Today, we have two products hitting the market that have decidedly different approaches in the way they are put together. On one hand you have the brand new product Momentum from Panini that is aimed at a higher end breaker, while on the other you have Topps Platinum which aims to capitalize on the middle cost fan base that it has gained for the last few years. I have very distinct reactions to both products now that they are live, and only one of them has a reason that I would go out and actually buy the packs.
Starting with the old favorite, Topps Platinum is back for its third go around, with a welcome combination of a product like Finest and a product like Topps Chrome. The jumbo patch box hits use the relic element from Finest, while the stock uses the chrome to make everything pop significantly off the design. Its still too early to get hard signed autographs for cards with relics in them, but they did a good enough job hiding the sticker, that it isnt as bad as some of the stuff we have seen in previous years.
Here are some of the big hits already up:
The refractor base autographs are great in some cases, and leave a lot to be desired in others. The design work on the actual cards is top notch, improving even more over where finest was already successful. I really like the base auto design this year, as last year, it was really tough to stomach with so much negative space. For 2012, the players have big pictures and almost break the plane of the cardboard, and the autographs area is big enough to make it look that much better. There are also die cut versions of the autographs numbered to 10, which have a really cool pattern of spiked out pegs on the side. However, some of the airbrushing isnt up to the standard, still having the 00 jerseys on a lot of the cards, or combine photos. I know the 00 is more an NFL thing than a Topps thing, but I hope someone is as annoyed at the NFL licensing office as I am.

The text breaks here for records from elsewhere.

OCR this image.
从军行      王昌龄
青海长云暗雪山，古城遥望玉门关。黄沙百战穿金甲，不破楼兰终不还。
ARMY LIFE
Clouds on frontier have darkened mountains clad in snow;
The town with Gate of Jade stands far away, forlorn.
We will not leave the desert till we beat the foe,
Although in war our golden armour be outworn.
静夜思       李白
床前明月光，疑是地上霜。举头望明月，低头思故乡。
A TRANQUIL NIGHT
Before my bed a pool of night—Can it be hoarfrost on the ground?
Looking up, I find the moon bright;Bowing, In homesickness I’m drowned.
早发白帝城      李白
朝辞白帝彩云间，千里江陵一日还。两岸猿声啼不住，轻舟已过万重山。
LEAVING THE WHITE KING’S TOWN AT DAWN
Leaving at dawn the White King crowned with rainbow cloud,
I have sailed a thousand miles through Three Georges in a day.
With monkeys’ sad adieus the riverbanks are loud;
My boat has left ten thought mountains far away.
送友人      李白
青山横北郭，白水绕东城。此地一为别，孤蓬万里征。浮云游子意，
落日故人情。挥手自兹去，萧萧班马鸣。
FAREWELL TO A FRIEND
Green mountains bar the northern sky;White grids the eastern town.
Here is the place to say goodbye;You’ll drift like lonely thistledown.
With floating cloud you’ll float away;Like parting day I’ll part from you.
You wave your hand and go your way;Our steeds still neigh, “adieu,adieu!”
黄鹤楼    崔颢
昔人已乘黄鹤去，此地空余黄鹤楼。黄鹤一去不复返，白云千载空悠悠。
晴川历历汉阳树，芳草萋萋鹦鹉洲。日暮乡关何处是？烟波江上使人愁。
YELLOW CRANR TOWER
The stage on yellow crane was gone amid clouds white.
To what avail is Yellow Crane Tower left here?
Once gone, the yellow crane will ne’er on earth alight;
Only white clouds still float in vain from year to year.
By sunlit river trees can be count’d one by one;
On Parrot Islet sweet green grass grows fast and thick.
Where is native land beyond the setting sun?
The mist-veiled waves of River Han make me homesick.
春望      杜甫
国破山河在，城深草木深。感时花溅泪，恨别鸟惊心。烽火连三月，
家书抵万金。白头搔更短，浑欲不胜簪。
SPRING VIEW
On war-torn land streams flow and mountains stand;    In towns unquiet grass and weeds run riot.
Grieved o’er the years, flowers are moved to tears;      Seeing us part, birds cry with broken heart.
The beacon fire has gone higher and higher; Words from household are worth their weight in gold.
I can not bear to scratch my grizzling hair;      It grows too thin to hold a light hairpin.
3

I see that for the third year in a row, Topps is adding some veteran signatures to the mix in the patch checklist, which I love. Not only is the design pretty cool looking, the added content helps to boost a rookie heavy product. Topps’ products as of late have not featured much content from non-rookie players, much to my dismay, but these are really cool. I hope that as the year moves closer to Five Star, we get more and more additions that include established guys.
The final main issue goes back to the release of 2012 Topps finest and the numbering around the box hit cards. In finest, there was a lot of complaining around the fact that the biggest hits in the product were almost impossible to pull. The SP factor remains in Platinum, with more of the box hits numbered over 1000 on the lower tier players. I think this is a blessing in disguise for collectors of the top tier rookies, as the value has been significantly higher on the card that actually are tough to pull.
In terms of the release of Momentum, I honestly have no idea why Panini is putting up a dog like this against a coveted release like Platinum. Even though Luck, Griffin and Richardson are easier pulls at /399 for the box hit, the price tag does not reflect nice work in any way on this product. Not only do the cards look cheaply put together and visually unappealing, as mentioned in previous posts, but 10 hits for 200 bucks, when at least 8 will be worth less than 5 dollars is not a good situation. You almost HAVE to hit one of the big guys in order to have a good break with this product, and that is scary.
Here are the Momentum hits up so far:
The other confusing issue with a product like Momentum is a lack of hard signed rookie content. Topps has been able to include on card autos of all the rookies in both Finest and Platinum, but Panini has not had the same focus. Although there are more of the big autographs to go around, there are none of them that actually are worth going out and chasing. Momentum offers little to nothing that isnt already available in 12 other products like it that Panini will release, and yet, im not really understanding why a high end release is coming out so early.
The biggest issue I see is that Panini had an opportunity to design around the environment they were already living in – sticker city. Why make a dark background on a dark product, when you know the stickers wont show up? Those colors should be eliminated from the palette when choosing the color scheme, if not only because the stickers require a lighter look. As a result, every autograph needs a big white box behind it, and it makes the product look less than the luxurious price tag that graces the front of the box.
Additionally, with a constant barrage of cheap and worthless jersey cards that will be in what seems like 80% of the packs for this set, one has to wonder how much longer Panini will trot out these old habits with little value return for their customers. Every time it has been brought up, the cheap relic concept has been upheld as “necessary,” but I fail to see that.
With a number of bigger releases hitting shelves in the next couple of months, I have a feeling these two products might get lost in the shuffle. One undeservedly so, the other completely deserving.